Of course this analysis ignores capacity factors (i.e. are we comparing full trains to full cars and full planes, or partially full trains to singly occupied cars?). Incidentally, this is why you will often see such a diverse line of figures on the topic of HS2. I have come across attempts by the HS2 naysayers to portray a HS2 train as worse for emissions than a car….which is true if you compare a fully loaded Prius driven sensibly and slowly to a fraction full train. Of course the reality, a packed train and a singly occupied Mondeo driven above the speed limit, produces a result where a high speed train has about a quarter to a sixth the emissions of a car. Also one needs to consider all the other nasties that come out of the tailpipe of a car, or an aircraft compared to an electric train.

It will run through several sites of special scientific Interest
There are SSSI’s and then there are SSSI’s! You have to understand that essentially anywhere that a guy with a tweet jacket, a grant from a university and a tape measure is doing a study of wildlife can be classified as an SSSI. If I wanted too, Monday morning I could have my back garden declared a SSSI – that doesn’t mean we shouldn’t build on it or I can’t hang up my washing up! Now there are some SSSI that are important and critical, but you need to take each on a case by case basis. And again, we need to balance any environmental negatives for HS2 with the environmental positives (reduced pollution related to transport).

Ticket prices on HS2 will be hugely expensive and it will be the preserve of an elite wealthy few!
Admittedly this is one of the reasons I’d favour spending £17 Billion on something else. But in the interest of fairness, lets put this one to the test. What is the price difference on the current High speed One line London to Folkestone compared to the standard rail rate and how does that compare to prices across the rest of the network?

I just had a play around on a few ticket sales websites and it works out that the ticket price for HS One is around 41-28p per mile about 1.5 times the price on that same line if you opt for a slower “standard” service. Yes, that is a bit pricy, but it’s actually cheaper than the 80p anytime and 40p off-peak prices one would currently pay if going London to Birmingham. So it would seem to me, assuming those prices get transferred over to HS2, then it will not necessarily represent a massive increase in ticket prices. Also, the primary purpose of HS2 is to get trains up north quickly, thus anyone taking a train to say Glasgow, will benefit from the higher speed sprint the train makes through the Midlands. While I’d be the first to argue that rail ticket prices need to come down in Britain (see my past posting for more on that), I don’t see how this “rich elite” argument against HS2 stands up.

We need more local lines for commuters and freight not high speed trains!
Again, this is one of my own arguments against HS2. But I’m sure the supporters of HS2 will counter it by pointing out that by moving the high speed trains to a separate network it will free up space on the track for more commuter trains and freight services.

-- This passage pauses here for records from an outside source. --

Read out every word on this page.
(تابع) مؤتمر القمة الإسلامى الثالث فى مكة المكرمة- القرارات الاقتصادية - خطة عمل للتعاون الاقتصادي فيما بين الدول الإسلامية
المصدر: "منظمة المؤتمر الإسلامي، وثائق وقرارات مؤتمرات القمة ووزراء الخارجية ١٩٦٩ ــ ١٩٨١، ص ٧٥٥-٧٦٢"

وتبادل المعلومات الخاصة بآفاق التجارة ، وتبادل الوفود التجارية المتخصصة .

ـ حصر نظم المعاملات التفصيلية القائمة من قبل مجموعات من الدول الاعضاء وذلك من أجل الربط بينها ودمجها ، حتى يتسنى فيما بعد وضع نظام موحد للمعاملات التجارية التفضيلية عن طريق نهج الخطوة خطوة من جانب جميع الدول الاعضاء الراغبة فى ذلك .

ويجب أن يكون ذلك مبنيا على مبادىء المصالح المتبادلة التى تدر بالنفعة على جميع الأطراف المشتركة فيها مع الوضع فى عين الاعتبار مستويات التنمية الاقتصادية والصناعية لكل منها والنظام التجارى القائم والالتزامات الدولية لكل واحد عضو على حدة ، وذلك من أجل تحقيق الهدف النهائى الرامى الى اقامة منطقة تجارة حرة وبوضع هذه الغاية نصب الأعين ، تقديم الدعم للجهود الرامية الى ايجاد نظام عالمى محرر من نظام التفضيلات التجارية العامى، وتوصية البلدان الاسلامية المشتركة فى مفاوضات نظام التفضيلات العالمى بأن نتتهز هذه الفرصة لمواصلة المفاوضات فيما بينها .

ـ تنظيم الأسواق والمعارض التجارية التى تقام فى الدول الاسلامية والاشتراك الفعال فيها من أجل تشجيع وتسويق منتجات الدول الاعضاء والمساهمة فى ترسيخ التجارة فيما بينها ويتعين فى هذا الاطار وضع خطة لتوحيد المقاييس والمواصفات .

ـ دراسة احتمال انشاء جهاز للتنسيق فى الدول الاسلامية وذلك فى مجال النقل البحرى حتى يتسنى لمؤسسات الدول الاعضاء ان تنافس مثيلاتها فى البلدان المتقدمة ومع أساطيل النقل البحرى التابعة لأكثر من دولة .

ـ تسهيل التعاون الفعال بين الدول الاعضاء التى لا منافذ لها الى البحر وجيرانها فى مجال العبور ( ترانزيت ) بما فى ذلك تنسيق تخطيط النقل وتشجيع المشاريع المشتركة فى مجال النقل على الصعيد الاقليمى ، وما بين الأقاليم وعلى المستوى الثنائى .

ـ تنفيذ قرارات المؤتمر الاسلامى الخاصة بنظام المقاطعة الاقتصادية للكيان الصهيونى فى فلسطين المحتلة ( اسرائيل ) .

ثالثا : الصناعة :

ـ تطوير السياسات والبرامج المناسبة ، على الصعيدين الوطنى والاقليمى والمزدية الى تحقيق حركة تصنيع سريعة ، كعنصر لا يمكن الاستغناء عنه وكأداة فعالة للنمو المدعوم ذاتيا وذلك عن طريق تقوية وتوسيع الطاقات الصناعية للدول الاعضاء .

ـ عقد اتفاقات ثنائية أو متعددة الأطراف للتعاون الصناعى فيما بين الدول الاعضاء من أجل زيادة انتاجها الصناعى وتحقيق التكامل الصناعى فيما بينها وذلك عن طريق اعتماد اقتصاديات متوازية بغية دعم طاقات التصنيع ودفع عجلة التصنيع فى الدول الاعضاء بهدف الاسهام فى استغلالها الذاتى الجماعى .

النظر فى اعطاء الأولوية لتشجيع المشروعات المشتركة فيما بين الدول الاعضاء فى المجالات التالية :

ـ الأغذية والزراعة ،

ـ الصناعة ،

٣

Indeed one of the arguments in favour of HS2, as opposed to my own policy of upgrading existing lines, is that the UK’s current network is under severe strain as it is. Building new lines is the only way to ease congestion on lines, and the West Coast Mine Line is one of the most congested rail routes in the country. Given how much trouble and expense it is in this country to build new railway lines, we may as well build one to the highest standard possible. While I’d still argue my corner on an economics ground (spreading the money evenly around the country), even I have to concede that the HS2 supporters may have a point here.

So while I’m not giving my unwavering support to HS2, I’m sceptical of its benefits, but as I said at the beginning, lets not throw the baby out with the bathwater!